Figure 4a presents the structure of DrMLPconv is based on a residual block [17], two multilayer perception layers and two convolution layers of size 3 × 3, MLP layers. These different layers are followed by an eLU activation. Figure 4b presents a basic wide residual block architecture integrating two consecutives wide 3 × 3 convolution layers with forward addition and return to main flow. In Fig. 4c, a bottleneck architecture that integrates two 1 × 1 convolution layers and one 3 × 3 convolution layer. The first layer Conv 1 × 1 decrease the dimension of the feature size, the Conv 3 × 3 layer reduces it, then Conv 1 × 1 increases it before adding and returning to the main stream. This configuration is exploited to make the WDrMLPConv block even thinner. Figure 4d presents a basic WDrMLPConv architecture integrating a dropout layer between two consecutive 3 × 3 convolution layers with batch normalization and ReLU before adding and returning to the main stream.

The WDrNIN model only uses 3 × 3 filters because they are filters with a very small receptive field: 3 × 3 (which is the smallest size to capture the notion of left/right, top/bottom, center). In the rest of the article, the following notation: WDrNIN-L-k is used. For example, for a network with 20 layers and widening factor k = 3. The notation would be WDrNIN-20-3. The new basic structure of DrMLPconv is based on a residual block [17], a multilayer perception (with a depth of two layers) which is described as a complex nonlinear filter. Note that basic DMLPconv, as shown in Fig. 4a, consists of two convolution layers of size 3 × 3, MLP layers. These different layers are followed by an eLU activation. Let WDrMLPConv(X) be the WDrMLPconv layer, where X denotes a list of layers used in the WDrMLPconv(x) structure. For example, for WDrMLPConv(3, 3, D) denotes the basic structure WDrMLPconv integrating a residual block applied to two convolution layers of size 3 × 3 with the two MLP layers with a dropout between the two 1 × 1 convolution layers. For WDrMLPConv(3, 3), it is the same structure but without using the dropout layers. The WDrMLPConv(1,3,1) denotes a structure with two 1 × 1 layers that embeds a 3 × 3 layer between them. All configurations of the WDrMLPconv layer are equipped with the eLU nonlinearity [13]. The different WDrMLPconv structure adopted in this work is shown in Table 1.

Table 1 The configurations of WDrMLPConv

The general structure consists of L groups of WDrMLPConvx with x belonging to {1,2,3,4,5} ends with an average pooling layer and a final classification layer. The overall average filter size of the grouping layer depends on the depth factor “L”. Table 2 summarizes the sizes of these overall average clustering layers. The introduced enlargement factor k represents the width of the model and changes from one network to another. The number of convolution kernels for each convolution group and block is described in Table 2.

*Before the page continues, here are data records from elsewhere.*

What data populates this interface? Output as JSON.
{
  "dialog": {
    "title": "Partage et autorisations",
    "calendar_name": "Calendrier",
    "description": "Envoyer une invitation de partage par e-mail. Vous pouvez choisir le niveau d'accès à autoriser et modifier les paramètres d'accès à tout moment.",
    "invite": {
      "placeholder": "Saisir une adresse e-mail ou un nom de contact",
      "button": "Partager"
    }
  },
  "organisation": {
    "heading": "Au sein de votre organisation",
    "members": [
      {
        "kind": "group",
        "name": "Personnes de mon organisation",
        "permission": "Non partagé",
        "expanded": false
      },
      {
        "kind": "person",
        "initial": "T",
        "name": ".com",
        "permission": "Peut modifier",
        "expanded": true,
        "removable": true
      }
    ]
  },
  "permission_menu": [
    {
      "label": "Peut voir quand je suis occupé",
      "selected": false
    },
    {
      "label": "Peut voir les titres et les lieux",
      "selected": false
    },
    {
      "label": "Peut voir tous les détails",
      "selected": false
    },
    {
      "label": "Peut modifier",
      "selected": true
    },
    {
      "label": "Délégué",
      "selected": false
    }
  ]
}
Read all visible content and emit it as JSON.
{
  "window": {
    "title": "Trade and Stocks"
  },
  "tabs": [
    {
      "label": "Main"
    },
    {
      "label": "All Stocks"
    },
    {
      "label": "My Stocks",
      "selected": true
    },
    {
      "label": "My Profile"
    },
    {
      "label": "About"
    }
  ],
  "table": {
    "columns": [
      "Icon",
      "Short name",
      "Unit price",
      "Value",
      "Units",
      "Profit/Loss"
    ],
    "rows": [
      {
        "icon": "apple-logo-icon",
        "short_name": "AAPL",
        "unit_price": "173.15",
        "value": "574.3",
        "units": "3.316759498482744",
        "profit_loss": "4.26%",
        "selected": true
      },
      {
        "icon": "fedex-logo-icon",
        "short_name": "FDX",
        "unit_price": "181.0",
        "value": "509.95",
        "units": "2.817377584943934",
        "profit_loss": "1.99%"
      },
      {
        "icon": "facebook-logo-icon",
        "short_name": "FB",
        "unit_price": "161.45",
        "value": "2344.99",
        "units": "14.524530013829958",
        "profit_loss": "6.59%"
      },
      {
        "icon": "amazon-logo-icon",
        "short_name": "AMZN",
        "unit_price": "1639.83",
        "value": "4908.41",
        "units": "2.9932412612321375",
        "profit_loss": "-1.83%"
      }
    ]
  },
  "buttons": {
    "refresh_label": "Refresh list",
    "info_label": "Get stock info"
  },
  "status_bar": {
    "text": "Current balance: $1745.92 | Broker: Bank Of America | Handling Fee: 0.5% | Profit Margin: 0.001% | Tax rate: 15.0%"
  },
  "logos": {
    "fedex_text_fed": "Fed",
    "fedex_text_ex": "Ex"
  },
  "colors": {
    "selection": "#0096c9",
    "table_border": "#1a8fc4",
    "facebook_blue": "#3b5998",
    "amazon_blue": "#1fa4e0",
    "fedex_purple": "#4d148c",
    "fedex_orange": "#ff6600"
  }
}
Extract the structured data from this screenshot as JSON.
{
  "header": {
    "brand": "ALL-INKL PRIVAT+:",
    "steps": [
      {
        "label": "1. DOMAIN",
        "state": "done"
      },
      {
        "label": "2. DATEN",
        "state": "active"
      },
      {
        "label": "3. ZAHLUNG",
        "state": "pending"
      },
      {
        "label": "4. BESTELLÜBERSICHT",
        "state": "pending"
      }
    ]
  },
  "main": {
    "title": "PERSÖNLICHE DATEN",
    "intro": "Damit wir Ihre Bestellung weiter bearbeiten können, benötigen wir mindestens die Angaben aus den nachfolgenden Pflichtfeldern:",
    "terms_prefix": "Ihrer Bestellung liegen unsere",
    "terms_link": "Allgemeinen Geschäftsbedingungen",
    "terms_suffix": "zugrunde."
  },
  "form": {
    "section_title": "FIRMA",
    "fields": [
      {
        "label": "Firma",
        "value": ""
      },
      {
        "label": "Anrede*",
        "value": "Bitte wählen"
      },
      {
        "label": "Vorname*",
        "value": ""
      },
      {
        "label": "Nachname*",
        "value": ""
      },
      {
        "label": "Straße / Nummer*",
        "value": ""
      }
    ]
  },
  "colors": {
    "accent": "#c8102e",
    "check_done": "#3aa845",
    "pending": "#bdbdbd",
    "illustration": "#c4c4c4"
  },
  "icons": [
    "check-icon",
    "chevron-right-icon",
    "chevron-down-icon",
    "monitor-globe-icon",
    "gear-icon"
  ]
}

Table 2 The number of kernels for WDrMLPconv

As mentioned earlier, the WDrNIN network admits two factors: Deepening factor l and widening factor k. Note that a network is said to be “wide” only if k is greater than 1. Hence when k = 1, WDrMLPconv has the same width as DrMLPconv. Let WDrNIN-l-k be the notation used. To describe the WDrNIN model with its depth and width parameters. The general structure is made up of l WDrMLPconv blocks. These blocks are followed by an average pooling and a final classification layer. Figure 5 shows the structure of WRN-3-1 wide residual networks.

Fig. 5
figure 5

Structure of WDrNIN-3-1 wide residual networks

4 Experimental results

We evaluate our different configurations on a reference data set: CIFAR-10. In the following, we describe our results and analyze the performance.

4.1 Type of convolutions, number of convolutions and width of a residual block

We start by reporting the results using the WDrNIN models with l = 3, 4 and 5 and k = 2 for WDrMLPConv(1,3,1) and WDrMLPConv(3,3) and WDrMLPConv(3, 3, D). The accuracy of the test is calculated as the average of 2 runs. The time per training epoch is also calculated as an average of 2 runs.

Table 3 presents the error test (%) on CIFAR-10 with a factor k = 2 and the two different block types WDrMLPConv (1.3.1) and WDrMLPConv (3.3).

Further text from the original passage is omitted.